Author: Paul Haven
Publication: The Asian Age
Date: September 21, 2004
It started with a robbery, but the
gang that burst into a branch of Al-Habib bank in this teeming port city
had no interest in striking it rich, and the university graduate driving
the getaway car was just getting started on a master plan for terror.
The heist, carried out in daylight
and with AK-47 assault rifles, is emblematic of a new brand of Islamic
militant - more educated but less established and largely cut off from
traditional sources of terror funding, Pakistani police and intelligence
officials told the Associated Press.
Atta-ur Rehman and his Jundullah
gang walked away from the bank in Karachi on November 18 with just under
4 million rupees, enough to finance an eight-month wave of attacks against
the US consulate, a Christian bible studies group, a peace concert by an
Indian singer, a police station, and a senior Pakistani military general.
At least 17 people died in the assaults,
all carried out in the urban sprawl of Karachi, a city of 15 million that's
honeycombed with terror hideouts and Al-Qaida safehouses.
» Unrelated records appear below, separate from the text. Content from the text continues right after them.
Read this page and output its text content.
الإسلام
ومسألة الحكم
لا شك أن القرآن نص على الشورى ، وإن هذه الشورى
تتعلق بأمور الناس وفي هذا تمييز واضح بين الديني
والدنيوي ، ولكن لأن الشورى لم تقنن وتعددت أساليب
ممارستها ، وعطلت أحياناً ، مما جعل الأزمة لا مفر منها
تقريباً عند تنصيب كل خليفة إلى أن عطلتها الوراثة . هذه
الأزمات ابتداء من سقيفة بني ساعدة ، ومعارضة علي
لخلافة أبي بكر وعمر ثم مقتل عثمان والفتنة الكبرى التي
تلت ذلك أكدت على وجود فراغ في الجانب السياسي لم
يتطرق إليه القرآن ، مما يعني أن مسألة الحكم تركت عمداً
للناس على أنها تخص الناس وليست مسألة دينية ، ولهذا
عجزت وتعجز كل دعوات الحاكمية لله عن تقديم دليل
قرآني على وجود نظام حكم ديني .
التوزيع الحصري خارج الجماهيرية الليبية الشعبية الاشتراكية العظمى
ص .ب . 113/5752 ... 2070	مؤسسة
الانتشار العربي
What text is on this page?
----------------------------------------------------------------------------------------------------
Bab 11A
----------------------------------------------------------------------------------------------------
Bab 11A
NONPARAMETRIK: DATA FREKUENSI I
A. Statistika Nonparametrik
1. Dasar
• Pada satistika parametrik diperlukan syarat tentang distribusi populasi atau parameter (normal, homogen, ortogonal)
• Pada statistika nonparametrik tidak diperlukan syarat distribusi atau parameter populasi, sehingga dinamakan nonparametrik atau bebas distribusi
There's no indication
Al Qaeda had a hand in Jundullah's spree, but some gang members are believed
to have spent time at training camps with top members of Osama bin Laden's
network. "Normally, when robbers loot a bank they split the cash and go
their separate ways, but the Jundullah gang only spent a bout 500,000 rupees
from their heist and they stuck together," said Fayyaz Leghari, chief of
operations for the Karachi police. "They were not ordinary robbers. They
saw the bank job as a way to fund their holy mission."
Mr Leghari said the police recovered
the rest of the money when they arrested 10 members of the gang following
a June 10 assassination attempt on Ahsan Saleem Hayat, the city's military
commander and a close aide to President Gen. Pervez Musharraf. Mr Hayat
survived but 11 others were killed. The group, whose name means Allah's
Brigade, was apparently saving the cash to finance more attacks.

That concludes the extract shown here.